Dry bowl at my hip, I swung my dangling leg. Behind me, Mellenova ploughed through the nebula. I clamped my unlit pipe between my teeth and patted my trouser pockets.
"I have been watching the xenos, James."
"You have so…"
"Only after a thorough scrutiny, did I discern her race."
"She has that effect on men—me included." I tapped a matchbox open. "Still a card, I imagine."
"A card…?"
"You're curious about her, aren't you?"
"As I am you. Though, her behaviour when idle has struck me as odd."
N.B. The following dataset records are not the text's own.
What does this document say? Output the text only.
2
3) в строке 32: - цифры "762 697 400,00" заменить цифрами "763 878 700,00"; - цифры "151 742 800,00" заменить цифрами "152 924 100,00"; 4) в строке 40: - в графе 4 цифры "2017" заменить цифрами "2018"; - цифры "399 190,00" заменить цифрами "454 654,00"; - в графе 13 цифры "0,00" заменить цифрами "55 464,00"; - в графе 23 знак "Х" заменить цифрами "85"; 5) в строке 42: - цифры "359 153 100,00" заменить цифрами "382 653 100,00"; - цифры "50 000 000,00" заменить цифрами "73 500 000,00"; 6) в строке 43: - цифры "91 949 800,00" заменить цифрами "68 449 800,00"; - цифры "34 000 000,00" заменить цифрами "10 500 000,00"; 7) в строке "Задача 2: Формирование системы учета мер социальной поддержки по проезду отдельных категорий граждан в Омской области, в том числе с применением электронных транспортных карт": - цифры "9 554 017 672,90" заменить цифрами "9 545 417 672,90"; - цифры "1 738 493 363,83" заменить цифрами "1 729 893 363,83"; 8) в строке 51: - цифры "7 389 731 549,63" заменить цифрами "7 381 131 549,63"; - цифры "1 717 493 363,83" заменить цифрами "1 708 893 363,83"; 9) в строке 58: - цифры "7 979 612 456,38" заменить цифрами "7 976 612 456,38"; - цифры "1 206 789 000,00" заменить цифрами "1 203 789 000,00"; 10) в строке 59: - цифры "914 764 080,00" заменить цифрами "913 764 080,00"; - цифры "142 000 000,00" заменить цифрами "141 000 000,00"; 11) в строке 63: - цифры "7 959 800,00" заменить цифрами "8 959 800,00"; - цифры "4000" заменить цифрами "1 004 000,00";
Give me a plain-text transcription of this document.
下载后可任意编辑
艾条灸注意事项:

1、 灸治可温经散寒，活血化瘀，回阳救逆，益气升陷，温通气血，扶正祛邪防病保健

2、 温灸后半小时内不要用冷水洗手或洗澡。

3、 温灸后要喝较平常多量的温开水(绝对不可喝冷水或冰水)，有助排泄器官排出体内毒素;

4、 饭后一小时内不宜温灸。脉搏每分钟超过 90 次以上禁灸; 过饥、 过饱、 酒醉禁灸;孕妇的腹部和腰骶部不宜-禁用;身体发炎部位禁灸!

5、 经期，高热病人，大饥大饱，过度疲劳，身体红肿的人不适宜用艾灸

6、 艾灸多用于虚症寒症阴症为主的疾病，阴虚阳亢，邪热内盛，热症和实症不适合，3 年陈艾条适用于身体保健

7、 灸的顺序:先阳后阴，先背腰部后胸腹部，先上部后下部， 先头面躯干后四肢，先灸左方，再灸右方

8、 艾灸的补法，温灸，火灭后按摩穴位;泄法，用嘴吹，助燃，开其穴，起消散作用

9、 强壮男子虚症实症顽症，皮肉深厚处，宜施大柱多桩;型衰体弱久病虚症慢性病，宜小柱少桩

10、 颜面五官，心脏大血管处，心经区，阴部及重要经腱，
"Really comes alive when engaged in physical activity, doesn't she?"
"Boxing, I believe. Do you like boxing?"
"More of a bare-knuckle man, myself. Didn't have any time for rules. Everything below the belt was fair game." A match spat in to flame.
"Were you in love?"
"Oh…" I hopped down from the table. "Well… I may need to break a few more regulations, first." The match hovered over my pipe's bowl. "There was passion in our brief union—but no compassion. Think about that."
"I cannot separate the two. You have me at a loss. While I think about the meaning of those words, I will re-route Mellenova around the Hymos System to our destination. A change in Warp currents has significantly shortened our journey, thank the mistress."
"Thank the Emperor." I laid my hand over my heart. A low hum filled the ops centre.
"Gellar Field active. We are go for entry."
"Take us in, Captain." I puffed on my pipe and watched the little cigar-shaped icon of Mellenova slide out of existence. Distortion surged through the holo-table. Far above me, what sounded like banging rippled across the hull.